In determining premeditation, “we were focused on him entering the room, seeing them sleeping and instead of attacking them right away, leaving the premises, going and getting a weapon and coming back,” said juror Keith Lloyd.
Lloyd said the fact that Morrison hit the victims in the head, rather than in some other body part, convinced him that Morrison intended murder.
A couple of the jurors initially had doubts about whether Morrison premeditated the attempted murder, Lloyd said. The jury was at an impasse at the end of Thursday’s deliberations.
However, by Friday morning, everyone agreed there was premeditation, Lloyd said.
The jury methodically went through each jury instruction and count and listed evidence in columns, Lloyd said.
“We were trying to be deliberate in how we weighed the evidence,” he said.
Donnelly testified Tuesday that she and Morrison had been dating for a couple of months when the incident occurred.
The night before the attack, Morrison, Donnelly and Warner were drinking together at a Battle Ground saloon to celebrate Warner’s upcoming birthday.

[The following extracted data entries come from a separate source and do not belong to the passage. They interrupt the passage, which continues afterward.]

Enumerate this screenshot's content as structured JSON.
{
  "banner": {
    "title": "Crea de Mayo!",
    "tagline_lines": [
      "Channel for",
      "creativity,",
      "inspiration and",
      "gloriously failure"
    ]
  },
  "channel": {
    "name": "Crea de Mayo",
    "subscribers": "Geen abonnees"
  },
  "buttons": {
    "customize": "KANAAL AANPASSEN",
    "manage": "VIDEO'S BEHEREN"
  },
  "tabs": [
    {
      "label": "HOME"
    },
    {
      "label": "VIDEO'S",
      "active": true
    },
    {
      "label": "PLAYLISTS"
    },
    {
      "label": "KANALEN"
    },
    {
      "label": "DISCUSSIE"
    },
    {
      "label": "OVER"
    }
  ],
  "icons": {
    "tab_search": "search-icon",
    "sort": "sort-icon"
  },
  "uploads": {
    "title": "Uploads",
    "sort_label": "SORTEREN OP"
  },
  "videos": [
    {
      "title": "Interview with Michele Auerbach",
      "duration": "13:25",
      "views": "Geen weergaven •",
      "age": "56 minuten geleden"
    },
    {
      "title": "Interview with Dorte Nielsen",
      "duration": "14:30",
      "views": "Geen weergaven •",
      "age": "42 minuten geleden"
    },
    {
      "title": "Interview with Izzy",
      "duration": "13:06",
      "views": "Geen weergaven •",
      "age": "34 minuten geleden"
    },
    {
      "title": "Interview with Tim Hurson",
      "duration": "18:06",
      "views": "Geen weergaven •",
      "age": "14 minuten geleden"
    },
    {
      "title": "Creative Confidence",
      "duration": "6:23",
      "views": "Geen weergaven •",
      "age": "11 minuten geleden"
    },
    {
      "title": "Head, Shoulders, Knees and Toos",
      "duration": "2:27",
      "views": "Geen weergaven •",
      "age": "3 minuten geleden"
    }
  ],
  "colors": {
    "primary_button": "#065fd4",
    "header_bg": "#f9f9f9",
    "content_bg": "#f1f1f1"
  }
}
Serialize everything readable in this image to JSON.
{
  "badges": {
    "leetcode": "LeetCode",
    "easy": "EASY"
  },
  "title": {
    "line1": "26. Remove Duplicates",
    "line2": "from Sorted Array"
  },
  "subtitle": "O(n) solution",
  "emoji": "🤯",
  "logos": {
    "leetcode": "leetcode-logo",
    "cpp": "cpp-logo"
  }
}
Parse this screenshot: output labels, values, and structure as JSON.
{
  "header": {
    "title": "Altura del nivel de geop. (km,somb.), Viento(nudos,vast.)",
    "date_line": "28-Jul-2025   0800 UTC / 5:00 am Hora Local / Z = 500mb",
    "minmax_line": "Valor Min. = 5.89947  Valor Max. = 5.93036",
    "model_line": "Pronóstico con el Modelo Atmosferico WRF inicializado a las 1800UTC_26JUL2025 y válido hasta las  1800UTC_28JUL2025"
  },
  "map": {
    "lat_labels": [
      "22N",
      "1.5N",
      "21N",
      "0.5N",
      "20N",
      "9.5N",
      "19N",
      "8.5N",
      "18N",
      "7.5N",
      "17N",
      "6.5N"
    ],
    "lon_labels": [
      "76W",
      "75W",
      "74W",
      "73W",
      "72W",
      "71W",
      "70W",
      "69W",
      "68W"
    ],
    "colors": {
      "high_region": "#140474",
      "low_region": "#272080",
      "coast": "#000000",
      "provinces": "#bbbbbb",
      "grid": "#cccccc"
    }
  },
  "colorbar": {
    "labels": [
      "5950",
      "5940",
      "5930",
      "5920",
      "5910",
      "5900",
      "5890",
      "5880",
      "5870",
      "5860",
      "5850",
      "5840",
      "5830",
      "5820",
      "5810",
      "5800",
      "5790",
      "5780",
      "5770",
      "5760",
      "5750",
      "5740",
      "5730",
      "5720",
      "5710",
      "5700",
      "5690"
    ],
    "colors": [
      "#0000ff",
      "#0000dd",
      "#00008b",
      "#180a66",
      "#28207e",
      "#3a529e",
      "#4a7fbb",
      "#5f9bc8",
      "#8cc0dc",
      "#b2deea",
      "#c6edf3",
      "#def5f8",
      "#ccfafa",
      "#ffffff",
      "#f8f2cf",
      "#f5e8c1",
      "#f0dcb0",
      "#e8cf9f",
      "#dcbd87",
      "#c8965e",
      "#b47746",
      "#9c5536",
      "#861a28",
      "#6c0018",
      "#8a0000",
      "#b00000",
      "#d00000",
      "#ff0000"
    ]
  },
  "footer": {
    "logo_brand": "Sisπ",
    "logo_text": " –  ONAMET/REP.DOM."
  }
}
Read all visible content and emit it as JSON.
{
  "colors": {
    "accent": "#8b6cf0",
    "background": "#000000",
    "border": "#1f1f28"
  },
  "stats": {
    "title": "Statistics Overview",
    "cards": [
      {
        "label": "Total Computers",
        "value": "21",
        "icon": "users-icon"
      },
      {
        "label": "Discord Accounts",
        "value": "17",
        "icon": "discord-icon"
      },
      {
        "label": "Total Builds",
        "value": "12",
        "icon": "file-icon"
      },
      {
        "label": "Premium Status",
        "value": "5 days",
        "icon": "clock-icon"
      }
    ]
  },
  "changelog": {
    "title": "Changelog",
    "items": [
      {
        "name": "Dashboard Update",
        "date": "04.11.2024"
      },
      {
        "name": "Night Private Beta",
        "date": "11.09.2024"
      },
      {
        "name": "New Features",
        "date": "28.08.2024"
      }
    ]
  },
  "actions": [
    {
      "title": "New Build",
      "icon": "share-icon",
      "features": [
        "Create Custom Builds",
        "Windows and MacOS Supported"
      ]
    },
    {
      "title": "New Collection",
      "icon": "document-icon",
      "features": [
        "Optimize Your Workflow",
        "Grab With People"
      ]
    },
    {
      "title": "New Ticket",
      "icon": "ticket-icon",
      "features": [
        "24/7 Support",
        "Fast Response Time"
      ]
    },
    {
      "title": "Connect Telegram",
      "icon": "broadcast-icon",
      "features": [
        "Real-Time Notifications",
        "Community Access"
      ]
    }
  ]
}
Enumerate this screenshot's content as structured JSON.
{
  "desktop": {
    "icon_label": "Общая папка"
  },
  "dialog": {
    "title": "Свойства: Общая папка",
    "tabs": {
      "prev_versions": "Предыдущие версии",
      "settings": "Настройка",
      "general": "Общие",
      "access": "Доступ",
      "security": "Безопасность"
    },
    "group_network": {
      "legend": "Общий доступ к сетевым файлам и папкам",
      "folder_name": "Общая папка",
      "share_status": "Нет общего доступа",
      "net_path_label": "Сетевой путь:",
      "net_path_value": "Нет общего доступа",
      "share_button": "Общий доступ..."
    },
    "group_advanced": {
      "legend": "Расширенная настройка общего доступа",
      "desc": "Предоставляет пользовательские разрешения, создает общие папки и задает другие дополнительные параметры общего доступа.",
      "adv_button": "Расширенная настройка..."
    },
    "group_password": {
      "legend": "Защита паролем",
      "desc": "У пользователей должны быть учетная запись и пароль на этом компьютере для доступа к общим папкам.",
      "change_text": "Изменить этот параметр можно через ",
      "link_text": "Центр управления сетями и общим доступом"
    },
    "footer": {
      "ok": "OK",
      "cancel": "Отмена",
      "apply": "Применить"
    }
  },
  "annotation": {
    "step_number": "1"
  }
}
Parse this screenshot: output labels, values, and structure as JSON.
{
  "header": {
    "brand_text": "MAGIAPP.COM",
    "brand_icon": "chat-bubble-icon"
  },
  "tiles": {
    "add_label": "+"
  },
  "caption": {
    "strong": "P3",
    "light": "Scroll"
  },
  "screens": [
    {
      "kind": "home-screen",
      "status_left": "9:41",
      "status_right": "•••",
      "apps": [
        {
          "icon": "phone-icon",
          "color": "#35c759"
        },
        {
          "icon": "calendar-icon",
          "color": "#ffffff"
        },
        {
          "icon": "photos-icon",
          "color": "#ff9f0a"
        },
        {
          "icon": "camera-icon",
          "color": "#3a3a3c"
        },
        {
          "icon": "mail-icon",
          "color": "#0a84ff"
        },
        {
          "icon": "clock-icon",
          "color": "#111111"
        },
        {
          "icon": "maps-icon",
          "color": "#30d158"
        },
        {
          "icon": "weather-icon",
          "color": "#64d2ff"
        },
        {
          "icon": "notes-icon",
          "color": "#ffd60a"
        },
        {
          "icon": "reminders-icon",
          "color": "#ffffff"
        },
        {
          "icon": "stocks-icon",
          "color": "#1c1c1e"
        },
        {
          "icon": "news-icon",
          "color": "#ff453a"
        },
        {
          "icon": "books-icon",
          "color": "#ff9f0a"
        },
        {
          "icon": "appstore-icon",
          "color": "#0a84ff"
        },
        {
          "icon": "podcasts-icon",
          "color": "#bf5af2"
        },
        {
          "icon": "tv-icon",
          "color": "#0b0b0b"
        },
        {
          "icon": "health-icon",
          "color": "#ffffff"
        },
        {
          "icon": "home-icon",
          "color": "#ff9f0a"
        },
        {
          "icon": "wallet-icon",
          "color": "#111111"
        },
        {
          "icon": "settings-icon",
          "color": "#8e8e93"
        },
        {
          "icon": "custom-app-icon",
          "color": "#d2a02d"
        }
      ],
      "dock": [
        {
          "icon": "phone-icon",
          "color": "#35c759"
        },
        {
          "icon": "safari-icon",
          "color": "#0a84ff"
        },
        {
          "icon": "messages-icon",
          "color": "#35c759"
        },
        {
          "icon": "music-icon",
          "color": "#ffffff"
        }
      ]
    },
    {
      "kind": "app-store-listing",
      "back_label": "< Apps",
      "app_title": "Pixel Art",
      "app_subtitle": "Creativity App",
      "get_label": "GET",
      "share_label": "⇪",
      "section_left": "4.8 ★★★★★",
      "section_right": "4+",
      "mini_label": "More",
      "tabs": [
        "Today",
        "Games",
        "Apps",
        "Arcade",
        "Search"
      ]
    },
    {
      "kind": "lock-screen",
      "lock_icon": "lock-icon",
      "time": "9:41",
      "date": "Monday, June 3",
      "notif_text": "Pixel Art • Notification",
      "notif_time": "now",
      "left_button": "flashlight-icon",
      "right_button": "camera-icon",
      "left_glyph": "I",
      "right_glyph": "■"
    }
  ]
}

While at the bar, Morrison became upset, apparently because he thought Donnelly was paying more attention to Warner, according to testimony. She said he confronted her about her flirtations, and she responded that she wouldn’t tolerate his controlling behavior and then said she was breaking up with him.
After going home with Warner and falling asleep next to him, Donnelly said she awoke when Morrison struck Warner in the head with a hammer. In response to her screams, Morrison raised the hammer and told Donnelly, “shut the (expletive) up, (expletive); you’re next,” Warner testified Monday.
Then, Morrison struck Donnelly in the head with the hammer as she attempted to get away, Warner said.
Donnelly’s resulting skull facture exposed her brain to the open air and caused bone splinters to puncture her brain tissue, permanently interfering with her mobility and sensation on the right side, according to testimony. Warner’s skull also was fractured, but his brain tissue wasn’t injured.
With the verdict determined, Donnelly said she plans to now focus on healing.
“I’m happy it’s done, and I can move on,” she said.